Indeed, the tridagon appears in the standard path, with 3 guardians:

Code: Select all

hidden-pairs-in-a-row: r7{n3 n4}{c1 c8} ==> r7c8≠2, r7c8≠1
Trid-OR3-relation for digits 1, 2 and 8 in blocks:
        b2, with cells (marked #): r1c4, r2c5, r3c6
        b3, with cells (marked #): r1c9, r2c8, r3c7
        b5, with cells (marked #): r4c4, r6c5, r5c6
        b6, with cells (marked #): r4c8, r6c9, r5c7
with 3 guardians (in cells marked @): n3r3c6 n6r3c6 n3r6c5
   +-------------------------+-------------------------+-------------------------+
   ! 9       136     268     ! 128#    12368   7       ! 4       5       128#    !
   ! 1278    4       278     ! 9       128#    5       ! 3       128#    6       !
   ! 12358   1356    2568    ! 4       12368   12368#@ ! 128#    9       7       !
   +-------------------------+-------------------------+-------------------------+
   ! 1278    167     2678    ! 128#    9       4       ! 5       128#    3       !
   ! 128     9       3       ! 5       7       128#    ! 128#    6       4       !
   ! 1258    15      4       ! 6       1238#@  1238    ! 9       7       128#    !
   +-------------------------+-------------------------+-------------------------+
   ! 34      8       9       ! 7       1256    126     ! 126     34      125     !
   ! 47      2       1       ! 3       568     9       ! 678     48      58      !
   ! 6       357     57      ! 128     4       128     ! 1278    1238    9       !
   +-------------------------+-------------------------+-------------------------+

SudoRules has a way of doing some cleaning before identifying the tridagon: solving with preferences. It may work or not; it may also destroy the tridagon. In the present case, it works with bivalue-chains.
I could probably have used a weaker preference set.

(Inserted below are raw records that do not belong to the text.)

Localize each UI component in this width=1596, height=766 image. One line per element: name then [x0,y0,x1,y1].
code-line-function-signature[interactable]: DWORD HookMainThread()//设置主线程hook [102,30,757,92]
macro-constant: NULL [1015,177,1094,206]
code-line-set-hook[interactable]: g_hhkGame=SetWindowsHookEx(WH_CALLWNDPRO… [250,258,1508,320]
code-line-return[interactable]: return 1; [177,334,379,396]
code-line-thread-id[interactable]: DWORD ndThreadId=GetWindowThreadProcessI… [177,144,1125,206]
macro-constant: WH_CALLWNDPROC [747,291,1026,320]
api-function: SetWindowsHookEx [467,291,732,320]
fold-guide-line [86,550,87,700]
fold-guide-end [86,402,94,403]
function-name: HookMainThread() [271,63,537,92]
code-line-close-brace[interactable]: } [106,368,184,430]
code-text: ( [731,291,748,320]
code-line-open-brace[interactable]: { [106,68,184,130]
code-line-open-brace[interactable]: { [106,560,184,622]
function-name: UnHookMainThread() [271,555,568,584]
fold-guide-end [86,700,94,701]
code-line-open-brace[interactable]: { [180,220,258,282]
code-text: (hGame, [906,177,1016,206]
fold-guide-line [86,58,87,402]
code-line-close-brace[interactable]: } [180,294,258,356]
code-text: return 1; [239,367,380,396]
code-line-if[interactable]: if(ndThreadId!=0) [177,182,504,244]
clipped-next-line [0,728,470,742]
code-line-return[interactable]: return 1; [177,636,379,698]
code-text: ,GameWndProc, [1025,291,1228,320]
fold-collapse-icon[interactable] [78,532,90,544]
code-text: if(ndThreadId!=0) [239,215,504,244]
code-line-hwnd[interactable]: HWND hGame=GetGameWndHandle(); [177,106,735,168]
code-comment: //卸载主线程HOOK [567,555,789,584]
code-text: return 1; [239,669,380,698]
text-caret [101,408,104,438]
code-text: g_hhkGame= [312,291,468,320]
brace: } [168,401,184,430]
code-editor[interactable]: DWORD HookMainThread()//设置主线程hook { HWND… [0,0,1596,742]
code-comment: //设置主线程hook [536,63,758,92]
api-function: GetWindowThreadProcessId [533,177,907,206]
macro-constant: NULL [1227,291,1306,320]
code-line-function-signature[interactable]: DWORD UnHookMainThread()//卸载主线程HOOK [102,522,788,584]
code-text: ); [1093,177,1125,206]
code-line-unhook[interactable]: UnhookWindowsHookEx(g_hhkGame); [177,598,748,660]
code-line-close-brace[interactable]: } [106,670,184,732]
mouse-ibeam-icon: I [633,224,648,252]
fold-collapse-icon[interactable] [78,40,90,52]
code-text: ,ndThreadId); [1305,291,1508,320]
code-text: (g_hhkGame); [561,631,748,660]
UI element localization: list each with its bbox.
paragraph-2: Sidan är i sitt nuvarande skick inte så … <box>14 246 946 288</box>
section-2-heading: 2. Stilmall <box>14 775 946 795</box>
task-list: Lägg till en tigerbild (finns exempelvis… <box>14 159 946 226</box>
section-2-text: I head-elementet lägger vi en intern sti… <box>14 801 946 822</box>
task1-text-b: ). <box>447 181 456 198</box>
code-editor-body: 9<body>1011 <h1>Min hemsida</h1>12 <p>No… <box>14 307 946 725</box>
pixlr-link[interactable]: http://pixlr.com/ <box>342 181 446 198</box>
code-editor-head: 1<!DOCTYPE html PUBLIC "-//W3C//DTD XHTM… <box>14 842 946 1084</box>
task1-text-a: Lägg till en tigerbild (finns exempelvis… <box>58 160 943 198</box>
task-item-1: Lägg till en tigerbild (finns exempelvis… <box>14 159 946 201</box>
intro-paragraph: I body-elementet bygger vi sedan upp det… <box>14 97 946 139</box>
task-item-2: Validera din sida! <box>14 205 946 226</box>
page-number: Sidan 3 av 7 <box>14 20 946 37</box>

(solve-w-prefs "......45....9.53.6...4....7......5.3.9357..64..46..97..8.7......213.....6...4...9" BIVALUE-CHAINS)

Code: Select all

biv-chain[2]: r7n3{c8 c1} - r7n4{c1 c8} ==> r7c8≠1, r7c8≠2
biv-chain[3]: r8c8{n8 n4} - r8c1{n4 n7} - b9n7{r8c7 r9c7} ==> r9c7≠8
biv-chain[5]: r1n3{c5 c2} - b7n3{r9c2 r7c1} - b7n4{r7c1 r8c1} - r8n7{c1 c7} - r8n6{c7 c5} ==> r1c5≠6
whip[1]: b2n6{r3c6 .} ==> r3c2≠6, r3c3≠6
biv-chain[5]: r3n6{c6 c5} - r8n6{c5 c7} - r8n7{c7 c1} - c1n4{r8 r7} - c1n3{r7 r3} ==> r3c6≠3
hidden-single-in-a-column ==> r6c6=3

  +----------------------+----------------------+----------------------+
  ! 9      136    268    ! 128#   1238   7      ! 4      5      128#   !
  ! 1278   4      278    ! 9      128#   5      ! 3      128#   6      !
  ! 12358  135    258    ! 4      12368  1268#@ ! 128#   9      7      !
  +----------------------+----------------------+----------------------+
  ! 1278   167    2678   ! 128#   9      4      ! 5      128#   3      !
  ! 128    9      3      ! 5      7      128#   ! 128#   6      4      !
  ! 1258   15     4      ! 6      128#   3      ! 9      7      128#   !
  +----------------------+----------------------+----------------------+
  ! 34     8      9      ! 7      1256   126    ! 126    34     125    !
  ! 47     2      1      ! 3      568    9      ! 678    48     58     !
  ! 6      357    57     ! 128    4      128    ! 127    1238   9      !
  +----------------------+----------------------+----------------------+
tridagon for digits 1, 2 and 8 in blocks:
       b2, with cells (marked #): r3c6 (target cell, marked @), r2c5, r1c4
       b3, with cells (marked #): r3c7, r2c8, r1c9
       b5, with cells (marked #): r5c6, r6c5, r4c4
       b6, with cells (marked #): r5c7, r6c9, r4c8
==> r3c6≠1,2,8
naked-single ==> r3c6=6
end in W9

[denis_berthier]

.
If you're interested in this kind of puzzles, you can try the 35 ones I published here : http://forum.enjoysudoku.com/the-layered-structure-of-t-e-depth-d-t45647-4.html

All of them are in B19 - exceptional for a T&E(1) puzzle, beyond any possibility of computing a probability - and each of them is derived by a relatively simple process from some minimal puzzle in T&E(3). The puzzle at the start of this thread is a scrambled version of the first there.
.

[eleven]

It's the combination of your first 2 patterns, a "twin pattern" (the 3 must be here or there), as totuan has called them.

... in the same way as people see a Quad when there are only 2 Pairs in the same line. Good for them if that makes them feel very smart.
.

So you and your program did not see, that one of the patterns must be true without the 3, and you can place 7r9c7.